School board member Roger McDowell said he had a completely different outlook on the way taxes work, and unfortunately, many school districts feel they’re supposed to raise taxes.
“In my opinion, it ought to be illegal to raise tax rates. I’ve said this many times, raising tax rates takes a bigger chunk of what you earn,” he said.
“This is just discussion, but how else are we going to increase our revenue?” Clark pressed. “Other expenses —“
“I didn’t say that was the way to do it—“ McDowell answered.
“The question is, how do we do it [raise revenues] as a school district?” Clark said.
“That’s the whole problem though,” McDowell said. “The daggone government right now is they can’t spend within their means. They spend more than they make every darn year, that’s why our country is broke, that’s why Detroit is broke. That’s why if we don’t do something, we’re not going to have a government.”
Drury said she’s spoken with her constituents, many of whom don’t want the board to raise taxes, and feels that she needs to represent their interests.
“And I know to a lot of people, this increase doesn’t sound like much … but I just have to go with what my constituents feel,” she said.
School board president James Sargent voiced his worries about not having enough revenue to sustain district programs and keep Anderson County teachers.
“I do not want to see our school system going downhill and dropping programs and teachers,” Sargent said.
School board member Lee Hahn later mentioned the imminent purchase of a new and potentially expensive heating and cooling system for the high school, estimated to cost about $2.5 to $3 million.
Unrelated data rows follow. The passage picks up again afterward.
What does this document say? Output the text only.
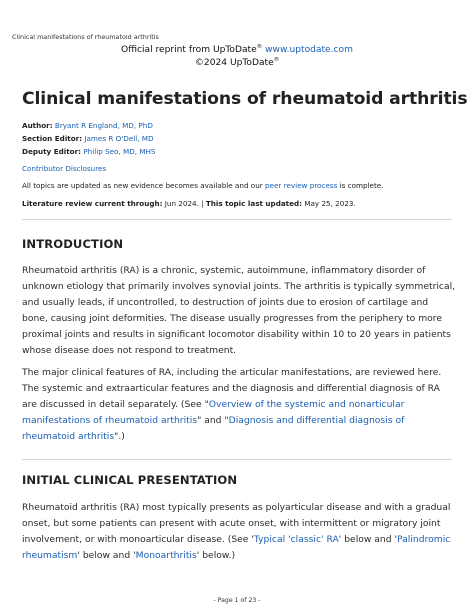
Clinical manifestations of rheumatoid arthritis
Official reprint from UpToDate® www.uptodate.com
©2024 UpToDate®
Clinical manifestations of rheumatoid arthritis
Author: Bryant R England, MD, PhD
Section Editor: James R O'Dell, MD
Deputy Editor: Philip Seo, MD, MHS
Contributor Disclosures
All topics are updated as new evidence becomes available and our peer review process is complete.
Literature review current through: Jun 2024. | This topic last updated: May 25, 2023.
INTRODUCTION

Rheumatoid arthritis (RA) is a chronic, systemic, autoimmune, inflammatory disorder of
unknown etiology that primarily involves synovial joints. The arthritis is typically symmetrical,
and usually leads, if uncontrolled, to destruction of joints due to erosion of cartilage and
bone, causing joint deformities. The disease usually progresses from the periphery to more
proximal joints and results in significant locomotor disability within 10 to 20 years in patients
whose disease does not respond to treatment.

The major clinical features of RA, including the articular manifestations, are reviewed here.
The systemic and extraarticular features and the diagnosis and differential diagnosis of RA
are discussed in detail separately. (See "Overview of the systemic and nonarticular
manifestations of rheumatoid arthritis" and "Diagnosis and differential diagnosis of
rheumatoid arthritis".)

INITIAL CLINICAL PRESENTATION

Rheumatoid arthritis (RA) most typically presents as polyarticular disease and with a gradual
onset, but some patients can present with acute onset, with intermittent or migratory joint
involvement, or with monoarticular disease. (See 'Typical 'classic' RA' below and 'Palindromic
rheumatism' below and 'Monoarthritis' below.)

- Page 1 of 23 -
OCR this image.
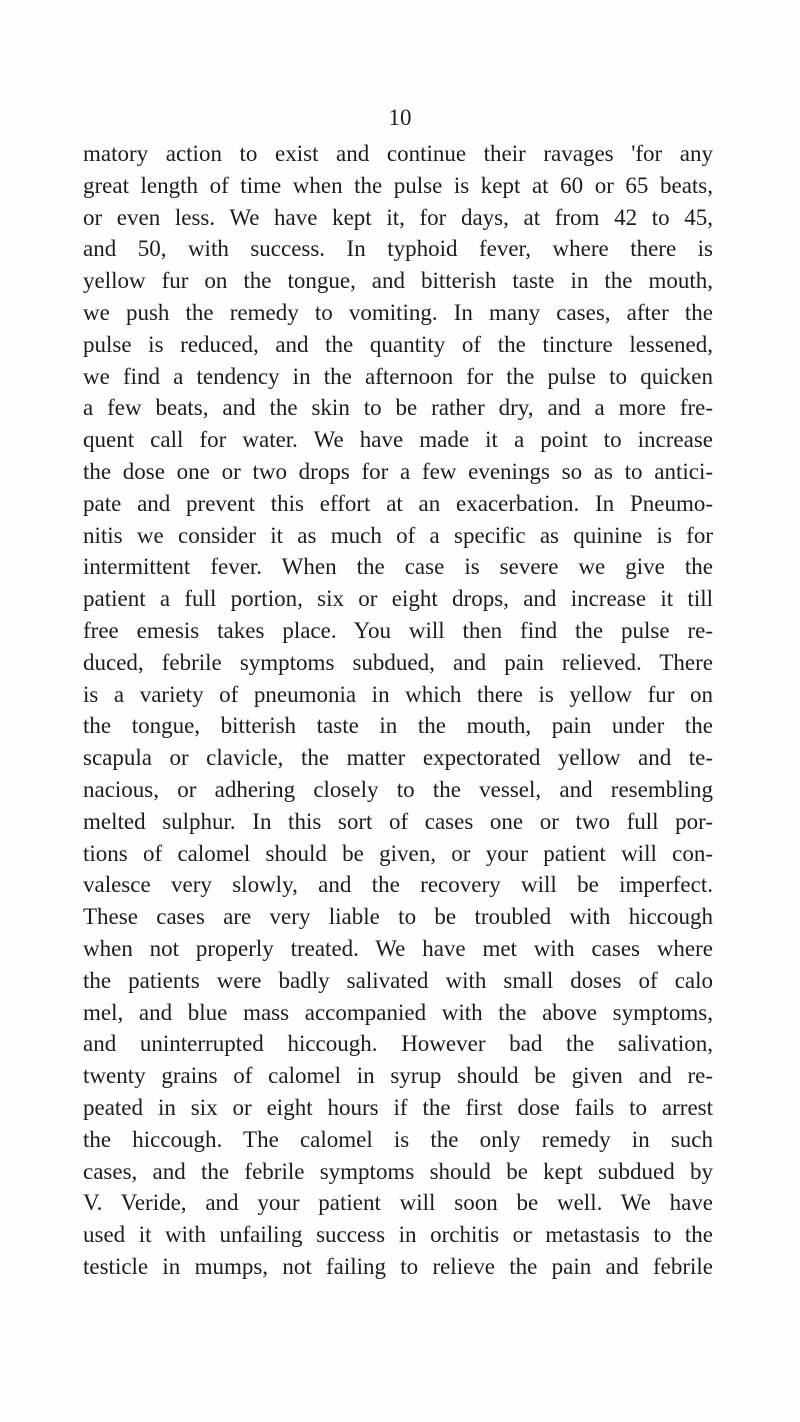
10
matory action to exist and continue their ravages 'for any
great length of time when the pulse is kept at 60 or 65 beats,
or even less. We have kept it, for days, at from 42 to 45,
and 50, with success. In typhoid fever, where there is
yellow fur on the tongue, and bitterish taste in the mouth,
we push the remedy to vomiting. In many cases, after the
pulse is reduced, and the quantity of the tincture lessened,
we find a tendency in the afternoon for the pulse to quicken
a few beats, and the skin to be rather dry, and a more fre-
quent call for water. We have made it a point to increase
the dose one or two drops for a few evenings so as to antici-
pate and prevent this effort at an exacerbation. In Pneumo-
nitis we consider it as much of a specific as quinine is for
intermittent fever. When the case is severe we give the
patient a full portion, six or eight drops, and increase it till
free emesis takes place. You will then find the pulse re-
duced, febrile symptoms subdued, and pain relieved. There
is a variety of pneumonia in which there is yellow fur on
the tongue, bitterish taste in the mouth, pain under the
scapula or clavicle, the matter expectorated yellow and te-
nacious, or adhering closely to the vessel, and resembling
melted sulphur. In this sort of cases one or two full por-
tions of calomel should be given, or your patient will con-
valesce very slowly, and the recovery will be imperfect.
These cases are very liable to be troubled with hiccough
when not properly treated. We have met with cases where
the patients were badly salivated with small doses of calo
mel, and blue mass accompanied with the above symptoms,
and uninterrupted hiccough. However bad the salivation,
twenty grains of calomel in syrup should be given and re-
peated in six or eight hours if the first dose fails to arrest
the hiccough. The calomel is the only remedy in such
cases, and the febrile symptoms should be kept subdued by
V. Veride, and your patient will soon be well. We have
used it with unfailing success in orchitis or metastasis to the
testicle in mumps, not failing to relieve the pain and febrile
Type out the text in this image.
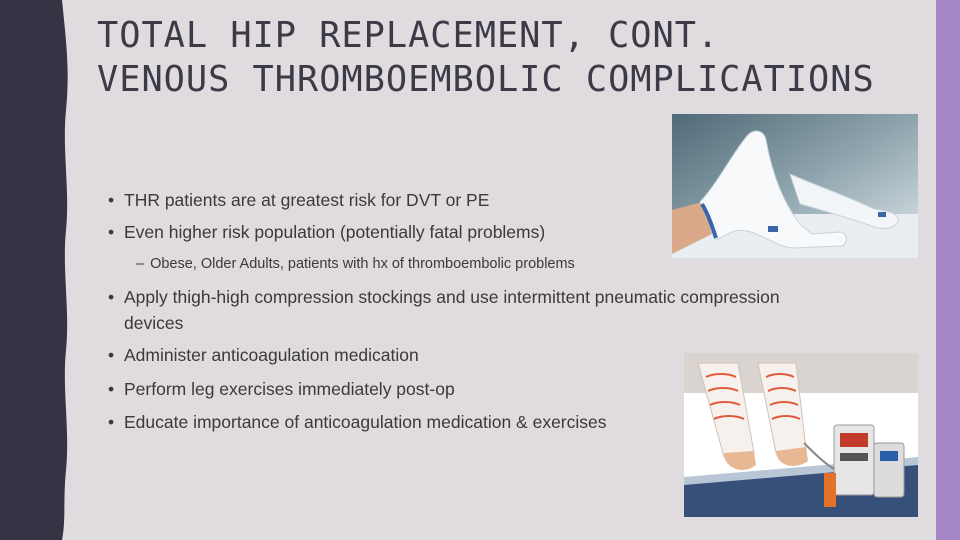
TOTAL HIP REPLACEMENT, CONT.
VENOUS THROMBOEMBOLIC COMPLICATIONS
• THR patients are at greatest risk for DVT or PE
• Even higher risk population (potentially fatal problems)
– Obese, Older Adults, patients with hx of thromboembolic problems
• Apply thigh-high compression stockings and use intermittent pneumatic compression
devices
• Administer anticoagulation medication
• Perform leg exercises immediately post-op
• Educate importance of anticoagulation medication & exercises
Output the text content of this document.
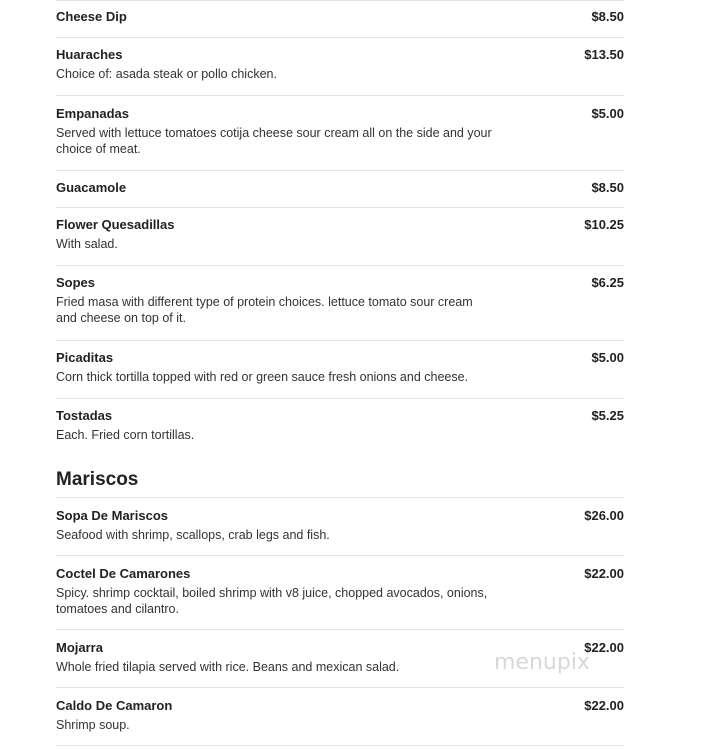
Cheese Dip	$8.50
Huaraches	$13.50
Choice of: asada steak or pollo chicken.
Empanadas	$5.00
Served with lettuce tomatoes cotija cheese sour cream all on the side and your choice of meat.
Guacamole	$8.50
Flower Quesadillas	$10.25
With salad.
Sopes	$6.25
Fried masa with different type of protein choices. lettuce tomato sour cream and cheese on top of it.
Picaditas	$5.00
Corn thick tortilla topped with red or green sauce fresh onions and cheese.
Tostadas	$5.25
Each. Fried corn tortillas.
Mariscos
Sopa De Mariscos	$26.00
Seafood with shrimp, scallops, crab legs and fish.
Coctel De Camarones	$22.00
Spicy. shrimp cocktail, boiled shrimp with v8 juice, chopped avocados, onions, tomatoes and cilantro.
Mojarra	$22.00
Whole fried tilapia served with rice. Beans and mexican salad.
Caldo De Camaron	$22.00
Shrimp soup.
menupix
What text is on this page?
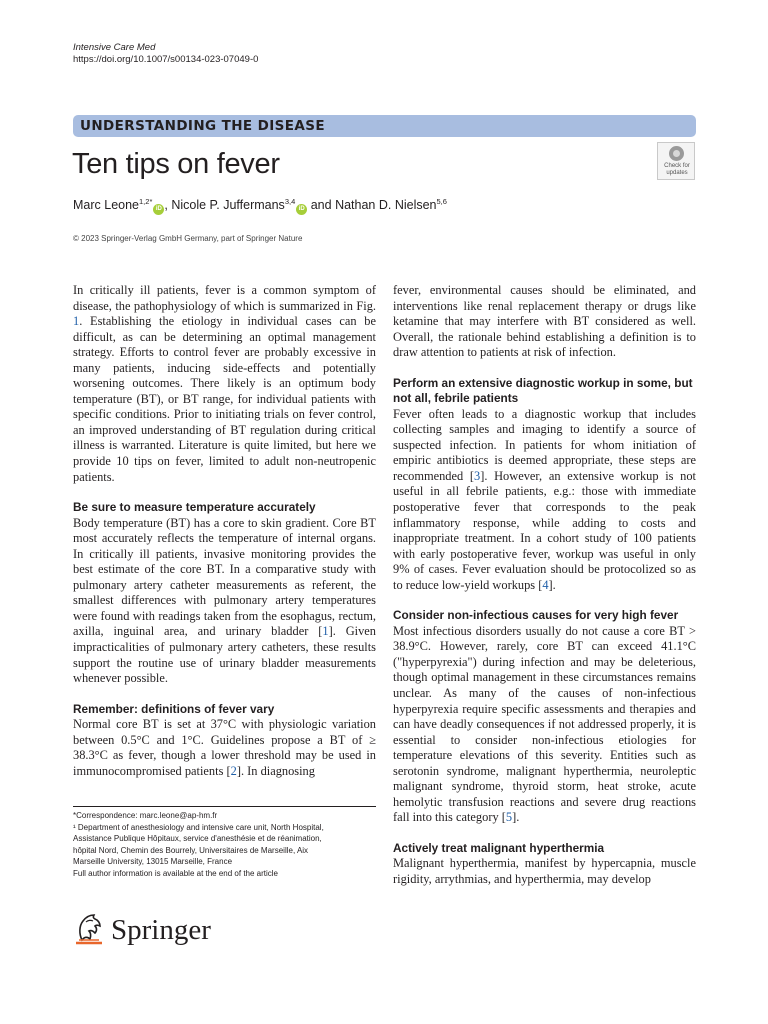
Intensive Care Med
https://doi.org/10.1007/s00134-023-07049-0
UNDERSTANDING THE DISEASE
Ten tips on fever	Check for
updates
Marc Leone$^{1,2*}$iD , Nicole P. Juffermans$^{3,4}$iD and Nathan D. Nielsen$^{5,6}$
© 2023 Springer-Verlag GmbH Germany, part of Springer Nature

In critically ill patients, fever is a common symptom of disease, the pathophysiology of which is summarized in Fig. 1. Establishing the etiology in individual cases can be difficult, as can be determining an optimal management strategy. Efforts to control fever are probably excessive in many patients, inducing side-effects and potentially worsening outcomes. There likely is an optimum body temperature (BT), or BT range, for individual patients with specific conditions. Prior to initiating trials on fever control, an improved understanding of BT regulation during critical illness is warranted. Literature is quite limited, but here we provide 10 tips on fever, limited to adult non-neutropenic patients.

Be sure to measure temperature accurately

Body temperature (BT) has a core to skin gradient. Core BT most accurately reflects the temperature of internal organs. In critically ill patients, invasive monitoring provides the best estimate of the core BT. In a comparative study with pulmonary artery catheter measurements as referent, the smallest differences with pulmonary artery temperatures were found with readings taken from the esophagus, rectum, axilla, inguinal area, and urinary bladder [1]. Given impracticalities of pulmonary artery catheters, these results support the routine use of urinary bladder measurements whenever possible.

Remember: definitions of fever vary

Normal core BT is set at 37°C with physiologic variation between 0.5°C and 1°C. Guidelines propose a BT of ≥ 38.3°C as fever, though a lower threshold may be used in immunocompromised patients [2]. In diagnosing

fever, environmental causes should be eliminated, and interventions like renal replacement therapy or drugs like ketamine that may interfere with BT considered as well. Overall, the rationale behind establishing a definition is to draw attention to patients at risk of infection.

Perform an extensive diagnostic workup in some, but not all, febrile patients

Fever often leads to a diagnostic workup that includes collecting samples and imaging to identify a source of suspected infection. In patients for whom initiation of empiric antibiotics is deemed appropriate, these steps are recommended [3]. However, an extensive workup is not useful in all febrile patients, e.g.: those with immediate postoperative fever that corresponds to the peak inflammatory response, while adding to costs and inappropriate treatment. In a cohort study of 100 patients with early postoperative fever, workup was useful in only 9% of cases. Fever evaluation should be protocolized so as to reduce low-yield workups [4].

Consider non-infectious causes for very high fever

Most infectious disorders usually do not cause a core BT > 38.9°C. However, rarely, core BT can exceed 41.1°C ("hyperpyrexia") during infection and may be deleterious, though optimal management in these circumstances remains unclear. As many of the causes of non-infectious hyperpyrexia require specific assessments and therapies and can have deadly consequences if not addressed properly, it is essential to consider non-infectious etiologies for temperature elevations of this severity. Entities such as serotonin syndrome, malignant hyperthermia, neuroleptic malignant syndrome, thyroid storm, heat stroke, acute hemolytic transfusion reactions and severe drug reactions fall into this category [5].

Actively treat malignant hyperthermia

Malignant hyperthermia, manifest by hypercapnia, muscle rigidity, arrythmias, and hyperthermia, may develop

*Correspondence: marc.leone@ap-hm.fr
¹ Department of anesthesiology and intensive care unit, North Hospital,
Assistance Publique Hôpitaux, service d'anesthésie et de réanimation,
hôpital Nord, Chemin des Bourrely, Universitaires de Marseille, Aix
Marseille University, 13015 Marseille, France
Full author information is available at the end of the article
Springer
The board does not have the bonding potential available at the moment, and that system may go out any day now, Hahn said, which doesn’t leave the district much time to replace it.
Anderson County residents don’t like taxes, he said, but they also want new blacktop.
“It’s sort of like they want their cake and eat it, too,” Hahn said. “That being said, someone, somehow someday is going to have to say no [to spending].”
“We’ll have to do what we need to [do to] sustain this school district to the best of our ability.”
McDowell said the board needed to look at the bottom line: what would happen if the proposed budget could be reconfigured without basing it on a 4 percent revenue increase. How taking out that anticipated increase in revenue would affect the district’s contingency percentage.
The state suggests school districts keep their contingency funds at a minimum 2 percent. Clark, in the budget calling for a 4 percent revenue increase, has the district’s contingency fund at 2.13 percent.
“We’ve got to cut spending or raise revenues. We’ve got to keep an adequate contingency,” McDowell said. “If we don’t raise taxes, we’ve got to make decisions on what we’re spending money for, what needs to be cut.”
“Tell me, what are we going to cut?” Sargent said. “I don’t know what else we’re going to cut.”
Money will have to come either from cutting program spending or raising tax rates, a choice, McDowell said, will be a hard one for the board to make.
“People elected us to manage that, we need to manage it one way or another, whether we have to make the hard choice to raise taxes, or make the hard choice to cut spending,” McDowell said.
“That’s what we signed up for,” he said.
“That’s what we’re here for,” he said.
No action was taken during last Thursday night’s work session.
Want to go?
The school board will meet Aug. 26 at 7 p.m. at the Anderson County Board of Education office, located at 1160 Bypass North.
As of press time, it was not determined if tax rates would be on the agenda for the regularly scheduled monthly meeting.
If a hearing is scheduled for the public, it will be held either Aug. 28 or Aug. 29 depending upon the schedules of each board member.